Rome is busy at the moment, and approximately as hot as the surface of the sun. But it doesn’t have to be.
With judicious timing at busy spots, and forays into cool churches, less visited archeological sites, and down shady side streets, glorious treasures await without heat and chaos. Even before social distancing was a thing I couldn’t bear crowds, and with a little flexibility they are almost always entirely avoidable everywhere in Rome.
Masks have all but disappeared, and the last couple of years (was it really only a couple?) seem like a curious dream. Last night we had supper with our pals Gillian and Mark at our local, Pigneto Quarantuno, and I was reminded of those first uncertain days of lockdown when the restaurant cleared the fridges and gave us a haul of delicious things. It feels simultaneously as if it were yesterday, and also something that happened a thousand years ago, in a dream, possibly to someone in a novel.

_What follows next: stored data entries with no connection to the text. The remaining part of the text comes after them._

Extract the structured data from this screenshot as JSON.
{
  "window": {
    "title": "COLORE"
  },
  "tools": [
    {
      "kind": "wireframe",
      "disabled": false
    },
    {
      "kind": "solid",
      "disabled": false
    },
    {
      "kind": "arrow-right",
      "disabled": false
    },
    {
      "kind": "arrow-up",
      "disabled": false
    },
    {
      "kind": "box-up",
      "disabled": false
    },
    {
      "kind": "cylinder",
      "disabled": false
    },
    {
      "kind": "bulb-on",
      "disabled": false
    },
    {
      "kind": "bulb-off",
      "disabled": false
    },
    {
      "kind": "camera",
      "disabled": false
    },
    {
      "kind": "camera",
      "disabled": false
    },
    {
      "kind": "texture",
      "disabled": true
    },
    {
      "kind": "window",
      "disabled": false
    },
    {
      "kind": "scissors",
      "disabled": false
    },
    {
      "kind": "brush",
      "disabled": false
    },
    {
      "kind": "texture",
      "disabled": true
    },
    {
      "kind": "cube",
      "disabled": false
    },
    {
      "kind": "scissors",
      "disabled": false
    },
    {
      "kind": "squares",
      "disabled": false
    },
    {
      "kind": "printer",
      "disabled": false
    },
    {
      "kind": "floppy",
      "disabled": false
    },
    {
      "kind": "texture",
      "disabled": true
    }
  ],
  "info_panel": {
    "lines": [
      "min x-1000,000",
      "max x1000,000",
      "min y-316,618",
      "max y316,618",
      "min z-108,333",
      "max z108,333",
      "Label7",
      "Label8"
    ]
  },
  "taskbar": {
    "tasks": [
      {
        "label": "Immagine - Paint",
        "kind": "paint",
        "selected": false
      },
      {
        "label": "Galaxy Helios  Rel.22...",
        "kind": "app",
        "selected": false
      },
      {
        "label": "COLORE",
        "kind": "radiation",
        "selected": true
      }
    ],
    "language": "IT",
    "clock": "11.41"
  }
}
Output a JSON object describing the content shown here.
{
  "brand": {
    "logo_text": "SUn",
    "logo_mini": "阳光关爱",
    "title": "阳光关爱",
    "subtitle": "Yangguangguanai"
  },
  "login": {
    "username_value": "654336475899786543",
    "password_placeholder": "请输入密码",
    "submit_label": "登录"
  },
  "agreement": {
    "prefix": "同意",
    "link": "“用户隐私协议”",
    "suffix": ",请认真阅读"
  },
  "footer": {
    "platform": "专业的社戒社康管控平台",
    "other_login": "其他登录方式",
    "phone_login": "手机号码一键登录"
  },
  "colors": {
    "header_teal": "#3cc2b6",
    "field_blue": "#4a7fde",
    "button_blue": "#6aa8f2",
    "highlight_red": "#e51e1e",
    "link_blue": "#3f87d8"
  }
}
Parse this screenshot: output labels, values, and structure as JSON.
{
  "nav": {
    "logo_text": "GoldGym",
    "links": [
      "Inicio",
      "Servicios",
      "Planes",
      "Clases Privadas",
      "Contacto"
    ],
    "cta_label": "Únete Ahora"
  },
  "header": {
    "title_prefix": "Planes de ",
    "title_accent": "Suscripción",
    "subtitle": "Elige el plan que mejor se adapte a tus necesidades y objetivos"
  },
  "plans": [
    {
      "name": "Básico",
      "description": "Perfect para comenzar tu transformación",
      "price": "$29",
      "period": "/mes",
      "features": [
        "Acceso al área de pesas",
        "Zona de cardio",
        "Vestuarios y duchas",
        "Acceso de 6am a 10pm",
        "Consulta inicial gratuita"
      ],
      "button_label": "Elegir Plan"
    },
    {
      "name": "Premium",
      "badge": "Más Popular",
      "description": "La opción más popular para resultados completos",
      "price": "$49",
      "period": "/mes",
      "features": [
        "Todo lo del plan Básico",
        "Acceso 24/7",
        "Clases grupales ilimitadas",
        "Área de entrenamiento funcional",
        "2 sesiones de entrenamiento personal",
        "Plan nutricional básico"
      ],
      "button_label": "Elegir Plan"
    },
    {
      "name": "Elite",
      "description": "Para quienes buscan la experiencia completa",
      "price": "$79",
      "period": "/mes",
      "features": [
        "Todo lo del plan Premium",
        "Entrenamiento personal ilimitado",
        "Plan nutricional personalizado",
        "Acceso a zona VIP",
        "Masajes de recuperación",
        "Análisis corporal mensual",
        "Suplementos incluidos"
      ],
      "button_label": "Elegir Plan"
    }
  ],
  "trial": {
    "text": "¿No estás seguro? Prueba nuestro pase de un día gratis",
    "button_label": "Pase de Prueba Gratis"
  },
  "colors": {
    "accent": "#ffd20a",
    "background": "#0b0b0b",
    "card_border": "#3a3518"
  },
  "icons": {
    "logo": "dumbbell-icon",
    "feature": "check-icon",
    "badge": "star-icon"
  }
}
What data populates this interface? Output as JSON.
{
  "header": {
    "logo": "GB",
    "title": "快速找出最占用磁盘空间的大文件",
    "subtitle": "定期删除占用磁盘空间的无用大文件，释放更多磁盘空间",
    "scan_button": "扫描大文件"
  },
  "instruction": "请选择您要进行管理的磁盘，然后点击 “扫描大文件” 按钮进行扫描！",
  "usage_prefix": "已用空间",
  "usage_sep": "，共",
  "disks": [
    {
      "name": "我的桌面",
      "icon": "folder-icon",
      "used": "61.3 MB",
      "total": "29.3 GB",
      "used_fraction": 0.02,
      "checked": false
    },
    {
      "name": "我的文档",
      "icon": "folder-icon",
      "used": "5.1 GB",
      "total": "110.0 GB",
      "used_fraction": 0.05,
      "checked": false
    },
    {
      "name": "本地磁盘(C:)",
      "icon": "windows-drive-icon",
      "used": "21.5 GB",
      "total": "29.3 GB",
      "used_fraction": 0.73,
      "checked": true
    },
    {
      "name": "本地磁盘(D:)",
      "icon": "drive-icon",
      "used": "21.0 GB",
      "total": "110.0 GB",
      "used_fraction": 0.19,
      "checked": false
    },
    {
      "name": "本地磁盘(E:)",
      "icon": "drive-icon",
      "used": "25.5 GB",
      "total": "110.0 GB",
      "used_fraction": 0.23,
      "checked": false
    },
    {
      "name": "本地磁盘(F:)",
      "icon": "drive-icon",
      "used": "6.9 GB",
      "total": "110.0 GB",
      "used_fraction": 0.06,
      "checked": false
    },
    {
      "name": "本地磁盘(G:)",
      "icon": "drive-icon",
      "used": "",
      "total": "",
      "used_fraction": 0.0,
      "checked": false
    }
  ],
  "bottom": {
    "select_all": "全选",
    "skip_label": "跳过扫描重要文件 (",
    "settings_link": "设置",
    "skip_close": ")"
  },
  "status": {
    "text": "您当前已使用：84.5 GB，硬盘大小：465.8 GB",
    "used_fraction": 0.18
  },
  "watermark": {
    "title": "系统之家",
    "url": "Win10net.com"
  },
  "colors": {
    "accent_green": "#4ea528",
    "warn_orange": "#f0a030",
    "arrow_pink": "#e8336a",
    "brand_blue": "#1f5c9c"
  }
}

As we sat outside on a torrid Tuesday evening in June, eating fried courgette flowers and drinking cold Ribolla Gialla amid a sea of full tables overflowing with conviviality, those long months of lockdowns and restrictions blended in memory to a single and perpetual August Sunday of deserted streets couldn’t have felt further away.
My photos tell me that it was two years ago that movement was permitted between Italian regions, and that Massimo and I took advantage of the generous offer of a friend’s empty Venetian apartment. I had never before visited Venice in the summer, and the deserted canals, calli, and campi were especially magical and bizarre in a city which is, even in normal circumstances, surely one of the most magical and bizarre places on earth.
We went to restaurants that had just reopened and were delighted to see us; the chaps at the enoteca on the campo closest to the apartment cheerily greeted us every time we walked by after the purchase of a single bottle of wine; I gave talks on Zoom beamed from California to Canberra, punctuated by the bells of i Frari; children played football unhampered by crowds; we rode vaporetti empty but for elderly ladies and their shopping, and a handful of suited bank workers and civil servants; I visited the Accademia and saw three other people. It was a strange and unsettling time, but the joyousness of those first forays back into the world were glorious. I feel very fortunate indeed to have seen La Serenissima at her most serene.
Venice is certainly one of the most magical places on earth. I have only ever visited in the winter when the mist adds a sense of mystery to the magic, and when exploring is quite pleasant as the tourist numbers are more than bearable. Your pictures are almost surreal, to see the city deserted in this way is an experience you could never forget.
If I didn't have pictures of my own summer 2020 in Venice (we went for Rendatore that year, the Venetians biggest festival and the one that celebrates the end of a plague) I wouldn't believe a picture like your Rialto one could be real.